Earnhardt flags down encouraging start to '93 NASCAR season

February 08, 1993|By Knight-Ridder News Service

DAYTONA BEACH, Fla. -- The man in black spent a humbling 1992 NASCAR Winston Cup season trying to drive out from under a black cloud.

The color of Dale Earnhardt's No. 3 Goodwrench Chevrolet matched the five-time series champion's mood as he won only once and skidded all the way to 12th in the final point standings.

But a dominating victory yesterday in the $290,000 Busch Clash of '93 had Earnhardt jubilantly crowing, "I reckon black is back."

The victory, worth $60,000, was Earnhardt's fifth in the specialty race, which matches pole-position winners in the previous Winston Cup season. "The Busch Clash is a go-for-it race," he said. "Our kind of race."

Earnhardt had no choice but to "go for it." He drew the No. 13 starting spot in the 15-car field for the first of the 10-lap Clash sprints. He started the second half 15th because the field was inverted by first-half finishing positions.

That proved no problem for the mustachioed driver who has his sights set on Richard Petty's record of seven Winston Cup titles.

Putting on a show for an estimated 55,000 fans and a CBS television audience, Earnhardt maneuvered through traffic so effortlessly that he proclaimed in victory ceremonies afterward that he has "as good a chance as I've ever had" to score that elusive first Daytona 500 victory next Sunday.

Ken Schrader, two car lengths behind Earnhardt at the checkered flag, concluded: "They don't call Dale 'The Intimidator' for nothing. He gets through traffic better than anyone. Once he gets his nose in there, he gets more room than the rest of us. He's got most everybody doing what he wants."

Ernie Irvan made it a 1-2-3 sweep for Chevrolets, a result that had Ford drivers grousing about off-season body work changes dictated by NASCAR.

Davey Allison, the 1992 Daytona 500 winner, said unhappily: "It's obvious to me that the Chevrolets did the best job of politicking over the winter. NASCAR's completely eliminated us [Fords] from this week. We don't have a chance."

Earnhardt, who averaged 186.916 mph, worked his way from 13th to the lead in six of the 10 laps before "halftime." It was on lap 16 that he completed the charge from 15th in the second half by whipping past Sterling Marlin, who slipped back to eighth.

On the last lap, Earnhardt said, he worried about Schrader's and Irvan's working a two-car draft to get past him. Drivers in tight bumper-to-bumper formation can blast through head winds more efficiently than one running alone.

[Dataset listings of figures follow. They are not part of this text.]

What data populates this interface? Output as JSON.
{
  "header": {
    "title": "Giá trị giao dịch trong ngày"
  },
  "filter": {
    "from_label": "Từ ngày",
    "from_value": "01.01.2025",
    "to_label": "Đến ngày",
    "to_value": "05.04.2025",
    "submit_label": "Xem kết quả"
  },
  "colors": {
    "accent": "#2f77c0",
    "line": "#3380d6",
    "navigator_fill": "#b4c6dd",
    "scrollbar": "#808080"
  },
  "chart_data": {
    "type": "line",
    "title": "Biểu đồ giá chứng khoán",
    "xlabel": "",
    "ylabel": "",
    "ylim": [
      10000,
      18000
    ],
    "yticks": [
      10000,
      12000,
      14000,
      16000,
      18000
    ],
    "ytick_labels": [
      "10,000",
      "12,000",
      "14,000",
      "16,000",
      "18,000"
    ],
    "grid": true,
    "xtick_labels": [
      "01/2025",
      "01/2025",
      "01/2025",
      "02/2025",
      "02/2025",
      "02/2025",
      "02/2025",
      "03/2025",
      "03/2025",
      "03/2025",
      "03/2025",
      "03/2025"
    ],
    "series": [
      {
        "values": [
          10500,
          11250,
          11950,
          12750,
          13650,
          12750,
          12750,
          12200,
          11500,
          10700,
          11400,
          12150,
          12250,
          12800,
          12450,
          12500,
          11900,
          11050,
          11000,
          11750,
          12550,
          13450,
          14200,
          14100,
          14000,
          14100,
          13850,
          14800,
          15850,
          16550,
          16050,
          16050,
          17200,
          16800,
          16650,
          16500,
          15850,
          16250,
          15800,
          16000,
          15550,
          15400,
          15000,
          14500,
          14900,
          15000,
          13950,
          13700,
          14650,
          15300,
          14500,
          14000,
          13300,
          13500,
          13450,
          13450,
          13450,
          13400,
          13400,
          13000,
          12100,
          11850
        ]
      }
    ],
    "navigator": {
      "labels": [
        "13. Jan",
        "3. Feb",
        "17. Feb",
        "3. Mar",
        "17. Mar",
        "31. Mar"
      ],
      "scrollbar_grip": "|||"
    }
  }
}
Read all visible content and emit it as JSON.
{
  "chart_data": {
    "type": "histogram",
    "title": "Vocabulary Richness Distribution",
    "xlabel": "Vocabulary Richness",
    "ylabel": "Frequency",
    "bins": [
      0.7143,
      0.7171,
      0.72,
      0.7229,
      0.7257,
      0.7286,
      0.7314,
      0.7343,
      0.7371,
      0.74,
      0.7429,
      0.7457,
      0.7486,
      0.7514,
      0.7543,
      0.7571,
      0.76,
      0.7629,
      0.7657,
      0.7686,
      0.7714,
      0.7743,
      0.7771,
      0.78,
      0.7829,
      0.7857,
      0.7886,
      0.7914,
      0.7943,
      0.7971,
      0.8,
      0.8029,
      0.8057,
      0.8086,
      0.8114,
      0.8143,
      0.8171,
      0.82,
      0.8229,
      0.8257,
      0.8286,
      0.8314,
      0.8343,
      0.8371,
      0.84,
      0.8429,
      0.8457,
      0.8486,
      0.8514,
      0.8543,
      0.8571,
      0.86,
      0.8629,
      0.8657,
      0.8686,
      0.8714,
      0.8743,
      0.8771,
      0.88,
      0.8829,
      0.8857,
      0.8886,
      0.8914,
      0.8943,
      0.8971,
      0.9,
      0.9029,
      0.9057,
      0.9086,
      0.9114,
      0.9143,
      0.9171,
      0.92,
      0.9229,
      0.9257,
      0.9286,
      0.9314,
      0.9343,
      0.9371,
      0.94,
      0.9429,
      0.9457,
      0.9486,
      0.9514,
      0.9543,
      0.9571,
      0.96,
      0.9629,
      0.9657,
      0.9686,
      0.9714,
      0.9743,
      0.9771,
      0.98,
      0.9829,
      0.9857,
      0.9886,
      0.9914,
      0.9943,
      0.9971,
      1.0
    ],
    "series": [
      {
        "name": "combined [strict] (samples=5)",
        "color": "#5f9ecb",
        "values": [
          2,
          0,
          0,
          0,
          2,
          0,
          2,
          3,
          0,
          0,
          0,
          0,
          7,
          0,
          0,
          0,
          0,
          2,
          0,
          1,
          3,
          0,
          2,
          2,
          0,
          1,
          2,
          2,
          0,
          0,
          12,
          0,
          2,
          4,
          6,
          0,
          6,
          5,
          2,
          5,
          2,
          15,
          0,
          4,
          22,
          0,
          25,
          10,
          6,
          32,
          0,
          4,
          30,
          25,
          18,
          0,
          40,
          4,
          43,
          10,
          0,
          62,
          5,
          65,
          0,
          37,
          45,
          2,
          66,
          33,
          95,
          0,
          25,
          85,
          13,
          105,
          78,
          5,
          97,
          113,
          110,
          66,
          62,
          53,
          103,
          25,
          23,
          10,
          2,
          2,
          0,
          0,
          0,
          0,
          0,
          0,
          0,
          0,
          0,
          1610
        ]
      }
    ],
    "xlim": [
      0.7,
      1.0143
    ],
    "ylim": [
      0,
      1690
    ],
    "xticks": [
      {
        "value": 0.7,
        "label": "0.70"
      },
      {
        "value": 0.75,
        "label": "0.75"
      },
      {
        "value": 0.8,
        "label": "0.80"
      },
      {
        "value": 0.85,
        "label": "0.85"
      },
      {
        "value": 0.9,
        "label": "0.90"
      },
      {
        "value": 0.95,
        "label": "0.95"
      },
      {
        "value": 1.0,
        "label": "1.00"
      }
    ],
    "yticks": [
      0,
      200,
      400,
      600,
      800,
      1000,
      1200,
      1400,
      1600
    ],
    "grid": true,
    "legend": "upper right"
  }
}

"But they couldn't get their act together," Earnhardt said. To keep them guessing, he was alternately increasing and decreasing throttle pressure entering and exiting the 31-degree banking.

The Clash start was delayed because, on the initial pace laps, Bill Elliott's Ford was spewing oil from his starting position outside on the second row.

After repairs, Elliott returned in time for the start, got a black flag midway through the first 10-lap segment and started the second 10 laps on the pole by virtue of his last-place finish. The problem lingered, though, and he finished ninth.

Earnhardt came with both a car for the Clash and one for the Gatorade Twin 125-mile qualifying race Thursday and then the 500. "The 500 car is a little better than this one," he said. That comes as bad news for those who must chase him.